Luis Dubuc (The Secret Handshake) wilt worstelaar worden
Luis Dubuc, de man achter The Secret Handshake heeft laten weten dat hij worstelaar wilt worden. Hoewel hij volgende maand met zijn band op tour gaat wilt hij zijn nieuwe hobby zeker niet kwijt raken. Klik op meer om te lezen wat hij op zijn blog heeft geplaatst.
“This whole thing started a few months ago when a friend of mine told me about a local Lucha Libre wrestling league here in Dallas in the back of an old flea market on the east side of town. A quick google of the location and I was set to go. My friend Zac and I showed up after LARPing (Yes. We went Live-Action-Role-Playing. But that’s another story for another blog entry). Instantly it was obvious that this was not Lucha. Instead, I found myself watching Doink (Matt Osborne, the original Doink the Clown from the 90s era WWF) – wrestle some random guy. I knew right then I had stumbled upon gold, the kind of gold that comes in the smell of sweat, bad entrance music, shitty costumes and heckling – all for a $5 admission fee. Welcome to Wrecking Ball Wrestling.
After the event – which was an Ultra Violent Royal Rumble complete with bats, clubs, stop signs, chairs and even a box fan – I made my way over to Doink. He was selling 8×10 pictures of himself which he had printed out on a computer. It was basically a scene out of the movie The Wrestler. But this dude looked as bad as ever, looking like his makeup had been applied to leather. Seeing all of this I knew right then I wanted to try my hand at amateur wrestling.
So a few weeks later, I got in touch with one of the wrestlers I met and he agreed to train me. I found myself buying knee pads and compression shorts to keep the boys in place. Soon I was back at that shady flea market, where I’d witnessed several of the most over the top matches I’d ever seen. To say I was scared out of my mind would have been an under statement. I felt like it might end badly – you know, broken neck badly. To make matters worse my friend whom I had conspired with this whole time was MIA and not answering his phone. I was alone on this adventure.
I got in the ring after some stretches and it really hit me that I was actually doing this. This was nothing at all like sitting on the couch. I was used to watching wrestling on television or playing the WWE video gamesm but this was real and things were about to get physical!
We began with the simple steps of the lock up, which if you have ever seen it on television, this move starts off every match. Not hard to understand, but a bit tricky to remember all the steps to it. Much of what I was learning felt like an elaborate dance. A lot of hand signals guide the whole thing.
Next came “bumping” – or as most people know it, falling straight on your back.
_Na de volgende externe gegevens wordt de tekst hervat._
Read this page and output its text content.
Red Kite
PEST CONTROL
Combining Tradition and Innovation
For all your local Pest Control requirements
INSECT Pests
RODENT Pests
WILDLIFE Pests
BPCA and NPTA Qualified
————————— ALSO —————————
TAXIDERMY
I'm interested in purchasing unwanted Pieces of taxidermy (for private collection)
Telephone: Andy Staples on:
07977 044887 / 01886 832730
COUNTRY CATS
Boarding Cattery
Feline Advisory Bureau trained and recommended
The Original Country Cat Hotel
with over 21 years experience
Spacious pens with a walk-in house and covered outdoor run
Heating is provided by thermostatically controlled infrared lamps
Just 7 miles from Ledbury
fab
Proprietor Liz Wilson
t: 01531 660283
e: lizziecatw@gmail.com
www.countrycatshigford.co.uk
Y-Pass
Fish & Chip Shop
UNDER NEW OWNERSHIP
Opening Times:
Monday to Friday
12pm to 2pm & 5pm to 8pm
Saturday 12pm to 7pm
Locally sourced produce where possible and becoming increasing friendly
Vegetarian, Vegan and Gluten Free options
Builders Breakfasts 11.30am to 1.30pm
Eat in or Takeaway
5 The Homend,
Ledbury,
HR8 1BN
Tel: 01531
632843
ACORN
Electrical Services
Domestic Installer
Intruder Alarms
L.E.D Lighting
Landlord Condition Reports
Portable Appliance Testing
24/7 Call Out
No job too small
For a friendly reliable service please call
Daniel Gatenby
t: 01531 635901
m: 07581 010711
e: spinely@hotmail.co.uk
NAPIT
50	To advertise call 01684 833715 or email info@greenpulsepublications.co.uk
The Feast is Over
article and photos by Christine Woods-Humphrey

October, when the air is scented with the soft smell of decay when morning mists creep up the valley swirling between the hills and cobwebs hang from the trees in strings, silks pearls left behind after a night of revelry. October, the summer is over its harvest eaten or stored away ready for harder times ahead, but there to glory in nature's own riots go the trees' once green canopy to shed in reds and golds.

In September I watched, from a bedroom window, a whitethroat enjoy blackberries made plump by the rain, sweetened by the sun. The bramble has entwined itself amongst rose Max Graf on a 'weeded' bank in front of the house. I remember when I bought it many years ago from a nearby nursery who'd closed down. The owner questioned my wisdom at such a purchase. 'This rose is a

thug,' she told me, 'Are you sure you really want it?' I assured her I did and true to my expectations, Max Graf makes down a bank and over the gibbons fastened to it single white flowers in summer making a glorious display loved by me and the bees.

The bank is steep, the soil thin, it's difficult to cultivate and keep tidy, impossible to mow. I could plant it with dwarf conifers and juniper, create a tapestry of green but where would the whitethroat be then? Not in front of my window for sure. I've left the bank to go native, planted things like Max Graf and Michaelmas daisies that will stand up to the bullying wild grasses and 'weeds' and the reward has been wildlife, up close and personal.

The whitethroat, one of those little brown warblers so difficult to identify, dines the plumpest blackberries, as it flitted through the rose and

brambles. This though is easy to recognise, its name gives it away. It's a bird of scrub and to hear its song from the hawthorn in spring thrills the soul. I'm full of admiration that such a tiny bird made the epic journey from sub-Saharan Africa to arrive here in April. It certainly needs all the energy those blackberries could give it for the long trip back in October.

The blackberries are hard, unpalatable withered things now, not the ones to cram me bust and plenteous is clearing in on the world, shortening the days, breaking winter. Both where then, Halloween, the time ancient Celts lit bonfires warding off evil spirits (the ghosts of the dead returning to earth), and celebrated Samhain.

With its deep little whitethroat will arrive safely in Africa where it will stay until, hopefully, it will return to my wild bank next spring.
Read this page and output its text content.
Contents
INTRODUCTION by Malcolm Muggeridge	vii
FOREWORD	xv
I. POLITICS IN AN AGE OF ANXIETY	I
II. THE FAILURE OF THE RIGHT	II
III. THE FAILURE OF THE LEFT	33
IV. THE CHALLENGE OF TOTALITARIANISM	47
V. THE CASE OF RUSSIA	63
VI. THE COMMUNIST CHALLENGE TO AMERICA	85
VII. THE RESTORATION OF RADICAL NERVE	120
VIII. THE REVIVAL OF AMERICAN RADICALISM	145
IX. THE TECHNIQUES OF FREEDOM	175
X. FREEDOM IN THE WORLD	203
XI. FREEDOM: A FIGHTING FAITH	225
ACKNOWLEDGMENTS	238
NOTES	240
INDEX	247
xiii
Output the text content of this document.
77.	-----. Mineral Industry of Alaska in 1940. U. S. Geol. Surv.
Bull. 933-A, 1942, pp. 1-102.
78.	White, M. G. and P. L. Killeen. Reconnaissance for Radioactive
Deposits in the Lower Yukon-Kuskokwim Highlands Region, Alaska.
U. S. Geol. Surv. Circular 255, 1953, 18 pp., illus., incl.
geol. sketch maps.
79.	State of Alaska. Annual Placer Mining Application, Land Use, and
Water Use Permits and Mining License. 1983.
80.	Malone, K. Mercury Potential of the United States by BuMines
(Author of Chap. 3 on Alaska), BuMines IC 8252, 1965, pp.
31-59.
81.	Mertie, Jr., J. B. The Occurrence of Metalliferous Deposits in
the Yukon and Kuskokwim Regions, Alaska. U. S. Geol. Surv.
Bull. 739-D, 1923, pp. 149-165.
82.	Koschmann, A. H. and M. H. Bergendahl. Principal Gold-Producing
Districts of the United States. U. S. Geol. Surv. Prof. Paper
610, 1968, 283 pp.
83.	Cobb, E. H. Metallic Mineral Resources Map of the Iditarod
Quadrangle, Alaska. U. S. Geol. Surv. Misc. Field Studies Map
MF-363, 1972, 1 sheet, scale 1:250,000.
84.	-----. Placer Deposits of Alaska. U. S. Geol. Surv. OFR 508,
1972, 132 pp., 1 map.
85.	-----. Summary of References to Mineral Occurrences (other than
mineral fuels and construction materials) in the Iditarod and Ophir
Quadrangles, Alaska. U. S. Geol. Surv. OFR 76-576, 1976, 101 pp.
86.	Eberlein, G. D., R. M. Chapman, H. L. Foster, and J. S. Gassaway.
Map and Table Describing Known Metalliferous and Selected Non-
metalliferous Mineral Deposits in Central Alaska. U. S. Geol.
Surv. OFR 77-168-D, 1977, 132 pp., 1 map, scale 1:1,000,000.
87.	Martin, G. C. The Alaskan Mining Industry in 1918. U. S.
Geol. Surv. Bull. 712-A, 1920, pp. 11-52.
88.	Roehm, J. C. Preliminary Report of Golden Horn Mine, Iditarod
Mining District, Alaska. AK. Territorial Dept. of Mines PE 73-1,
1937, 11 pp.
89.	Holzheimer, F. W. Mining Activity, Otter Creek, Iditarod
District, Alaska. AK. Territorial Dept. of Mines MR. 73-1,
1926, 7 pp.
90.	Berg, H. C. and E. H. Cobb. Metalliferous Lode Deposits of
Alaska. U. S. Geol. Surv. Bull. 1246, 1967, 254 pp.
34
This was one of the hardest parts for me. I had to muster the courage to fall straight back. What my trainer forgot to tell me was that when you fall, you’re supposed to breathe out as to refrain from knocking the wind out of yourself. About 20 bumps later, everything was aching and I’m pretty sure I had a mild concussion from the one time I forgot to hold my chin down while falling. It was the end of the practice for Day 1 and I can honestly say I felt amazing. Well actually, it felt sore, dizzy and groggy. But ready to go again!
One of the funniest things we talked about after practice was what my character might be once I’m ready to jump in the ring. I think I’ve always thought of myself as a villain, or at least I’ve always wanted to be a villian. Unfortunately this idea was shot down because I “don’t look ugly enough.” I guess he’s right. I’m not pushing 40 and I don’t have an undercut or even a Juggalo tattoo. Guess there’s still time to work on that…
Last weekend was my second practice. I was told we were going to be “ramping it up” so I made my way up there early for some extra stretching, anxious as ever. Within a few minutes of being there, we were already catching up on last weeks work and doing bumps again just to get into it. The next move to learn was the shoulder tackle and it was unreal how even when I was the one giving the tackle I could barely keep standing. Then came the hip toss which is a pretty standard move, even in collegiate wrestling and that was amazing. To give someone a hip toss felt made me feel 10 ft tall. Even a body slam was fun to get. None of it hurts that much if at all. After the initial shock of realizing that you are going to be thrown around everything else comes easily.
The upsetting part of this story is that my band is going on tour this week and so I’ll be out of commission. I’ll get to visit the Мишка store again, but I won’t be training for about a month. Until then…”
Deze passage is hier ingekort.